Cuánto se parece ese pasaje del primer capítulo de Alma a la maravilla que fue Nauvoo. Dijo el profeta José en aquel tiempo bendito: “Respecto a cuánto debe dar un hombre… no tenemos instrucciones especiales…; debe alimentar al hambriento, vestir al desnudo, proveer a la viuda, enjugar las lágrimas del huérfano, consolar al afligido, sea que pertenezcan a esta iglesia, a cualquier otra, o a ninguna en absoluto, dondequiera que los encuentre.”

Recordemos lo que nos enseñó el Libro de Mormón. Es lo suficientemente difícil ser pobre en bienes materiales, pero el dolor más profundo está en el corazón afligido, la esperanza que se desvanece, los sueños rotos, la angustia de los padres, la decepción de la niñez que casi siempre acompaña tales circunstancias.

Comencé con una historia de harina de maíz menguante. Permítanme concluir con otra. En medio de las terribles hostilidades en Misuri que llevarían al Profeta a la cárcel de Liberty y verían a miles de santos de los últimos días ser expulsados de sus hogares, la hermana Drusilla Hendricks y su esposo inválido, James, quien había sido herido por enemigos de la Iglesia en la Batalla del Río Crooked, llegaron con sus hijos a una improvisada choza excavada en Quincy, Illinois, para pasar allí la primavera de ese angustioso año.

En el plazo de dos semanas, los Hendricks estaban al borde de la inanición, teniendo solo una cucharada de azúcar y un platito de harina de maíz como única provisión. En la gran tradición de las mujeres Santos de los Últimos Días, Drusilla preparó una papilla con ella para James y los niños, extendiendo sus escasos ingredientes tanto como pudo. Cuando aquella pequeña ofrenda fue consumida por su hambrienta familia, ella lo lavó todo, limpió su pequeña choza tan a fondo como le fue posible, y esperó en silencio la muerte.

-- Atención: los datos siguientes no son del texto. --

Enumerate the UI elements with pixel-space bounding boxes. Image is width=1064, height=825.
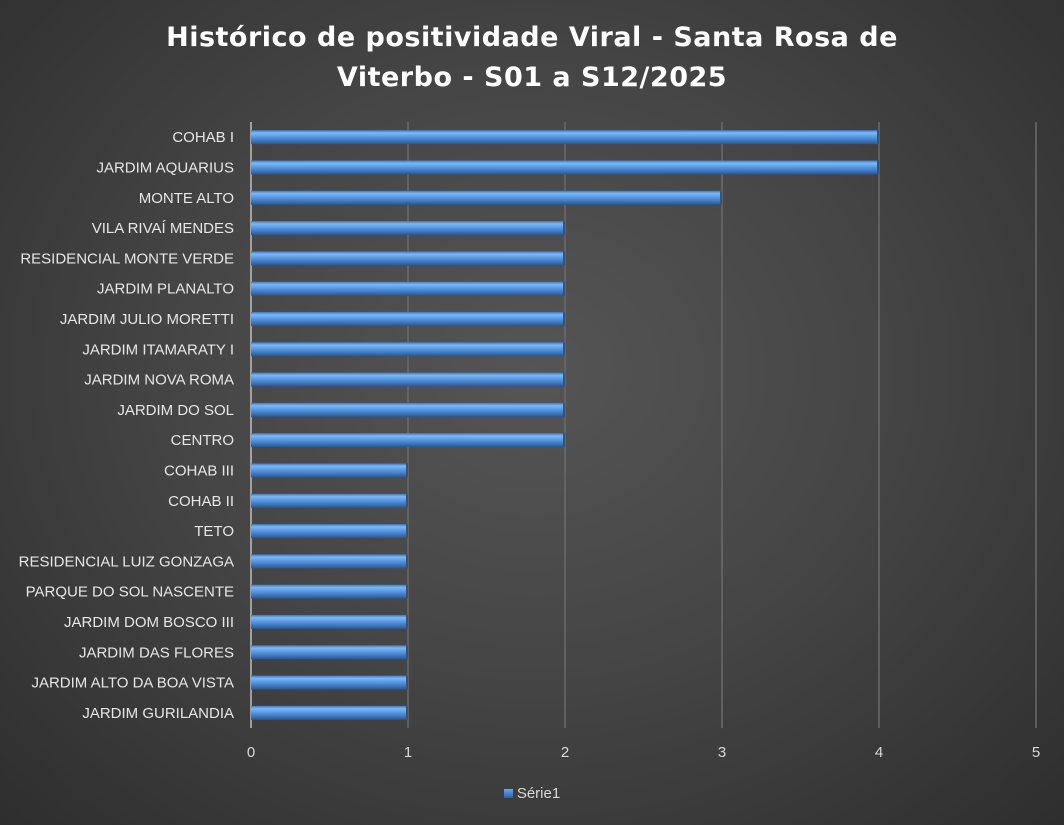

No mucho después, el sonido de una carreta hizo que Drusilla se pusiera de pie. Era su vecino, Reuben Allred. Le dijo que había tenido el presentimiento de que estaban sin comida, así que, de camino al pueblo, había llevado un saco de grano para que lo molieran y lo convertieran en harina para ellos.

Poco después llegó Alexander Williams con dos fanegas de harina sobre sus hombros. Le dijo a Drusilla que había estado extremadamente ocupado, pero que el Espíritu le había susurrado: “La familia del hermano Hendricks está sufriendo, así que dejé todo y vine [corriendo]”.

Que Dios, quien nos ha bendecido a todos tan misericordiosamente y a muchos de nosotros tan abundantemente, nos bendiga con una cosa más. Que nos bendiga para poder oír los clamores silenciosos de los afligidos y los que sufren, los oprimidos, los desfavorecidos, los pobres. Que en verdad nos bendiga para oír el susurro del Espíritu Santo cuando cualquier vecino, en cualquier lugar, “esté sufriendo”, y que podamos “dejar todo y correr”, es mi oración en el nombre del Capitán de los pobres, aun el Señor Jesucristo.